In a study published in the Journal of Personality and Social Psychology, a team of researchers from the Washington University in St. Louis in Missouri revealed some vexatious frames of mind from ultra-conservative Christians. The study, titled "Is LGBT progress seen as an attack on Christians?: Examining Christian/sexual orientation zero-sum beliefs," explores the spectrum of social changes and their effects on Christians. This group of researchers comes from the Department of Psychology and Brain Science at Washington University in Missouri.
The research used data gathered from five separate studies conducted over three and a half years, from July 2016 until December 2020. In the first four studies, the team surveyed approximately 2 thousand participants. These participants are composed primarily of individuals who identified as heterosexuals and are predominantly white Christian Americans. For a culturally dominant religious group to hold such a perspective, the results were discomforting.
In the first study, the team found out that heterosexual white Christians subscribe to zero-sum bias (ZSB) more than any other group. Zero-Sum Bias or Zero-Sum Thinking is a situational perception where an individual thinks that one person's gains translate to a loss for the other person. "Many Christians have come to see themselves as being on the losing side of the culture wars," Clara Wilkins, the study's principal investigator, explained. She added that since most White Christian Americans see Christianity as an integral feature of American culture, this puts them at odds with the LGBTQ+ community they see as "having increasing social influence."
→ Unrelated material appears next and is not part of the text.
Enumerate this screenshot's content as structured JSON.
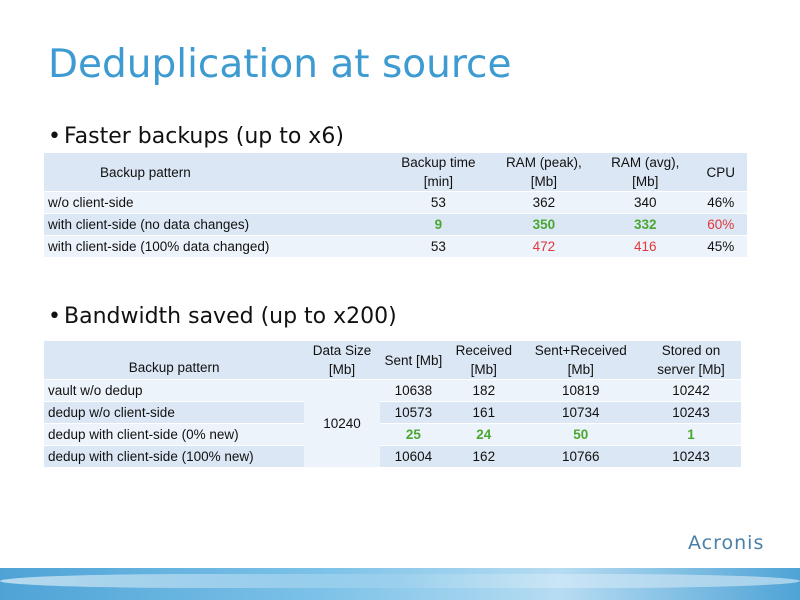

In the second study, the team's findings turned from bad to worse. They asked participants to reflect on specific bible verses that promote acceptance. Their tendency to subscribe to ZSB increased; this led the researchers to conclude that intergroup conflict is an innate feature of Christian teachings. The third study also yielded results that compounded the findings in the second study. The perception of a possible conflict increased after Fundamentalist Christians read and reflected on bible verses that promote inter-cultural acceptance during the fourth study. Surprisingly, the opposite results happened for most of the mainstream Christians that were part of the respondents.
The fifth study focused on ZSB's implications towards sexual discrimination, especially for the LGBTQ+ community. The team of researchers interviewed members of the United Methodist Church in the United States who just recently voted to support limiting their LGBTQ+ members from serving as clergy, despite the UK's United Methodist Church voting to allow for same-sex marriage.
Nevertheless, the team was able to provide a positive conclusion to a string of worrisome findings. They were able to identify that church leadership can use their influence over their followers to help facilitate intercultural acceptance. "We found this take-away very interesting, (we) found that biblical faith can also lead to broad civic acceptance," said Lerone Martin, one of the authors and co-principal investigators of the study.